Okullar yürüyüşe geçince, öğretmenlerle birlikte öğrencileri sıra yapan ve resmi geçişte okulun en önünde yürüyen adam. Cumhutiyet Bayram'ında, Cumhuriyet okulunun birinci olması gerektiğini ve güzel yürümeleri için öğrencilerimizi motive eden deli.


Ve bir hafta sonra aynı şiddet ve celalle okulun bahçesinde cephanesiyle,ağzından dökülen şılavın alt dudağına vurduğu, burnundan çıkan fırttığın yüzünde dalgalanarak saçlarına yapıştığı Ato bey okulun bahçesinde.Her gördüğü yerde "müdür bey" dediği bana "vıle müdür,bayramda birinci olduz, mana niye teşekkür vermedın" dediğinde;"aaaaaaaa Atilla bey,senin için tören yapacağız" deyince, öğrencilere "vatan, millet" sevgisini anlatarak kayboldu.
Unutur mu?


Çarşamba demiştik, Çarşamba öğleden sonra okula gelmiş ve ben toplantıdayım. Bir de başına güneş vurmuş, bu defa kızarsa, fırttıği duvarlara vurur. Allah selametlik versin,dostum,kardeşim,40 yıllık arkadaşım ve müdür yardımcım Emine Saitoğlu (Ertürk)kurtarıyor beni ve okulu. Giriyor koluna" belgen hazır, öğretmenler odasında yemek yelim ve tören yapalım" diyor. Atoya güzel bir kısır yediriyor, benim imzamla bir belge veriyor ve okuldan gönderiyorlar. Kulübü arayarak İlyas'a not bırakıyorlar.
Mesaiden sonra memurlar kulübünde toplanırdık kafa dinlemek ve sohbet için. Ato bir şövalye edasıyla kulüpten içeri girdi ve kulüpte oturan hepimize öyle bir küfür etti ki...
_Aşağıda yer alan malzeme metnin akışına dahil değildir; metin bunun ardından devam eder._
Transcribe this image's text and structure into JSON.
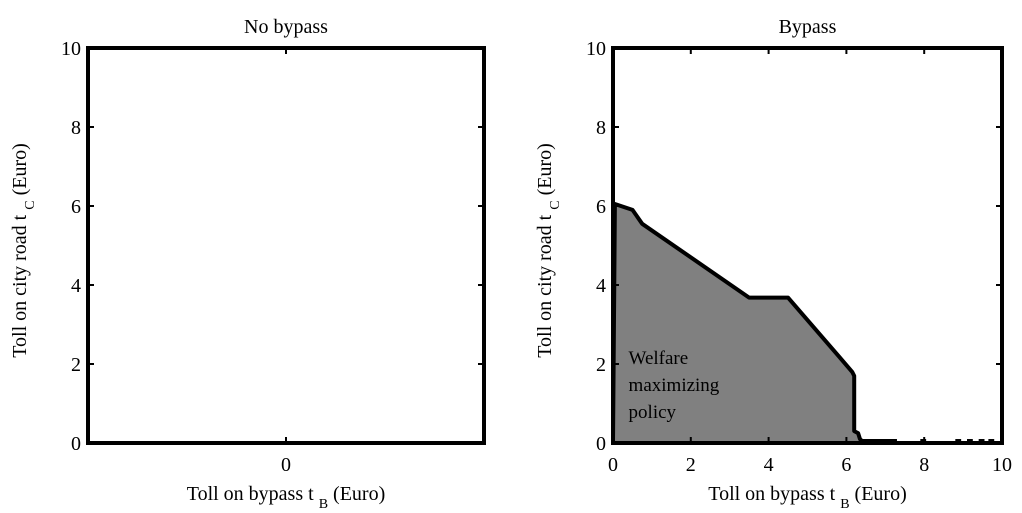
{
  "chart_data": [
    {
      "type": "area",
      "title": "No bypass",
      "xlabel": "Toll on bypass t",
      "xlabel_sub": "B",
      "xlabel_unit": "(Euro)",
      "ylabel": "Toll on city road t",
      "ylabel_sub": "C",
      "ylabel_unit": "(Euro)",
      "xlim": [
        -1,
        1
      ],
      "ylim": [
        0,
        10
      ],
      "xticks": [
        0
      ],
      "yticks": [
        0,
        2,
        4,
        6,
        8,
        10
      ],
      "series": [],
      "annotations": []
    },
    {
      "type": "area",
      "title": "Bypass",
      "xlabel": "Toll on bypass t",
      "xlabel_sub": "B",
      "xlabel_unit": "(Euro)",
      "ylabel": "Toll on city road t",
      "ylabel_sub": "C",
      "ylabel_unit": "(Euro)",
      "xlim": [
        0,
        10
      ],
      "ylim": [
        0,
        10
      ],
      "xticks": [
        0,
        2,
        4,
        6,
        8,
        10
      ],
      "yticks": [
        0,
        2,
        4,
        6,
        8,
        10
      ],
      "series": [
        {
          "fill": "#808080",
          "x": [
            0,
            0.05,
            0.5,
            0.75,
            3.5,
            4.5,
            5.8,
            6.15,
            6.2,
            6.2,
            6.3,
            6.35,
            6.4,
            6.4,
            0
          ],
          "y": [
            0,
            6.05,
            5.9,
            5.55,
            3.68,
            3.68,
            2.2,
            1.8,
            1.7,
            0.3,
            0.25,
            0.1,
            0.05,
            0,
            0
          ]
        }
      ],
      "boundary_segments": [
        {
          "x": [
            6.4,
            7.3
          ],
          "y": [
            0.05,
            0.05
          ]
        },
        {
          "x": [
            7.9,
            8.05
          ],
          "y": [
            0.05,
            0.05
          ]
        },
        {
          "x": [
            8.8,
            8.95
          ],
          "y": [
            0.05,
            0.05
          ]
        },
        {
          "x": [
            9.1,
            9.25
          ],
          "y": [
            0.05,
            0.05
          ]
        },
        {
          "x": [
            9.4,
            9.55
          ],
          "y": [
            0.05,
            0.05
          ]
        },
        {
          "x": [
            9.65,
            9.8
          ],
          "y": [
            0.05,
            0.05
          ]
        }
      ],
      "annotations": [
        {
          "lines": [
            "Welfare",
            "maximizing",
            "policy"
          ],
          "x": 0.4,
          "y": 2.0
        }
      ]
    }
  ]
}
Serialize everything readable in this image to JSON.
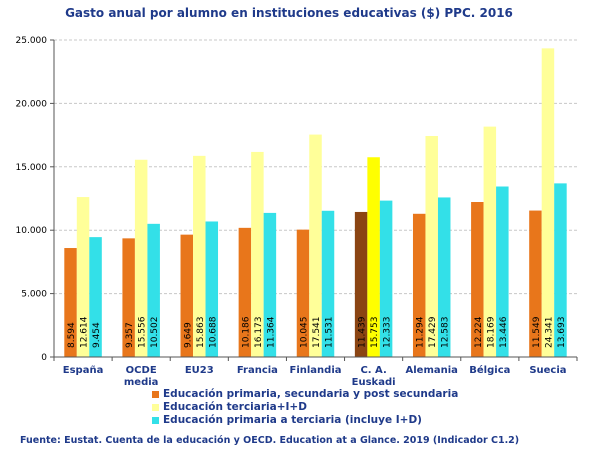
{
  "chart_data": {
    "type": "bar",
    "title": "Gasto anual por alumno en instituciones educativas ($) PPC. 2016",
    "categories": [
      "España",
      "OCDE media",
      "EU23",
      "Francia",
      "Finlandia",
      "C. A. Euskadi",
      "Alemania",
      "Bélgica",
      "Suecia"
    ],
    "category_lines": [
      [
        "España"
      ],
      [
        "OCDE",
        "media"
      ],
      [
        "EU23"
      ],
      [
        "Francia"
      ],
      [
        "Finlandia"
      ],
      [
        "C. A.",
        "Euskadi"
      ],
      [
        "Alemania"
      ],
      [
        "Bélgica"
      ],
      [
        "Suecia"
      ]
    ],
    "series": [
      {
        "name": "Educación primaria, secundaria y post secundaria",
        "values": [
          8594,
          9357,
          9649,
          10186,
          10045,
          11439,
          11294,
          12224,
          11549
        ],
        "labels": [
          "8.594",
          "9.357",
          "9.649",
          "10.186",
          "10.045",
          "11.439",
          "11.294",
          "12.224",
          "11.549"
        ]
      },
      {
        "name": "Educación terciaria+I+D",
        "values": [
          12614,
          15556,
          15863,
          16173,
          17541,
          15753,
          17429,
          18169,
          24341
        ],
        "labels": [
          "12.614",
          "15.556",
          "15.863",
          "16.173",
          "17.541",
          "15.753",
          "17.429",
          "18.169",
          "24.341"
        ]
      },
      {
        "name": "Educación primaria a terciaria (incluye I+D)",
        "values": [
          9454,
          10502,
          10688,
          11364,
          11531,
          12333,
          12583,
          13446,
          13693
        ],
        "labels": [
          "9.454",
          "10.502",
          "10.688",
          "11.364",
          "11.531",
          "12.333",
          "12.583",
          "13.446",
          "13.693"
        ]
      }
    ],
    "series_colors": [
      "#e8761b",
      "#ffff99",
      "#33e0e8"
    ],
    "highlight_category": "C. A. Euskadi",
    "highlight_colors": [
      "#8b4513",
      "#ffff00",
      "#33e0e8"
    ],
    "ylim": [
      0,
      25000
    ],
    "yticks": [
      0,
      5000,
      10000,
      15000,
      20000,
      25000
    ],
    "ytick_labels": [
      "0",
      "5.000",
      "10.000",
      "15.000",
      "20.000",
      "25.000"
    ],
    "grid": true,
    "legend_position": "bottom"
  },
  "source": "Fuente: Eustat. Cuenta de la educación y OECD. Education at a Glance. 2019 (Indicador C1.2)"
}
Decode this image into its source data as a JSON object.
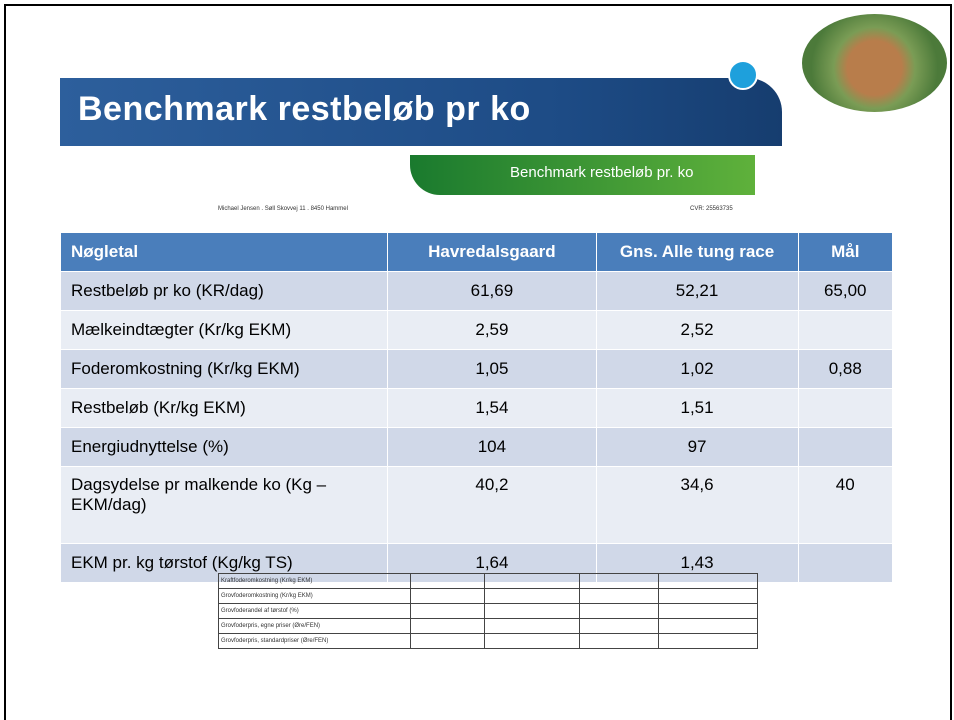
{
  "title": "Benchmark restbeløb pr ko",
  "report": {
    "banner": "Benchmark restbeløb pr. ko",
    "address": "Michael Jensen  .  Søll Skovvej 11  .  8450 Hammel",
    "cvr": "CVR: 25563735",
    "rows": [
      "Kraftfoderomkostning (Kr/kg EKM)",
      "Grovfoderomkostning (Kr/kg EKM)",
      "Grovfoderandel af tørstof (%)",
      "Grovfoderpris, egne priser (Øre/FEN)",
      "Grovfoderpris, standardpriser (Øre/FEN)"
    ]
  },
  "table": {
    "header": [
      "Nøgletal",
      "Havredalsgaard",
      "Gns. Alle tung race",
      "Mål"
    ],
    "rows": [
      [
        "Restbeløb pr ko (KR/dag)",
        "61,69",
        "52,21",
        "65,00"
      ],
      [
        "Mælkeindtægter (Kr/kg EKM)",
        "2,59",
        "2,52",
        ""
      ],
      [
        "Foderomkostning (Kr/kg EKM)",
        "1,05",
        "1,02",
        "0,88"
      ],
      [
        "Restbeløb (Kr/kg EKM)",
        "1,54",
        "1,51",
        ""
      ],
      [
        "Energiudnyttelse (%)",
        "104",
        "97",
        ""
      ],
      [
        "Dagsydelse pr malkende ko (Kg –EKM/dag)",
        "40,2",
        "34,6",
        "40"
      ],
      [
        "EKM pr. kg tørstof (Kg/kg TS)",
        "1,64",
        "1,43",
        ""
      ]
    ]
  }
}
Hepimiz donup kaldık bir an. Fısıldaşmalar, gülmeler, Atilla beyler, çay iç demeler. Hiç birine aldırış etmeden benim yanıma gelerek "müdür bey hariç" dedi. Yanımızda oturan İlhami "Ato niye o hariç" deyince" onun öğretmen ablaları mana yemeğ yerdirdiler, o da mana bayram teşekküri verdi."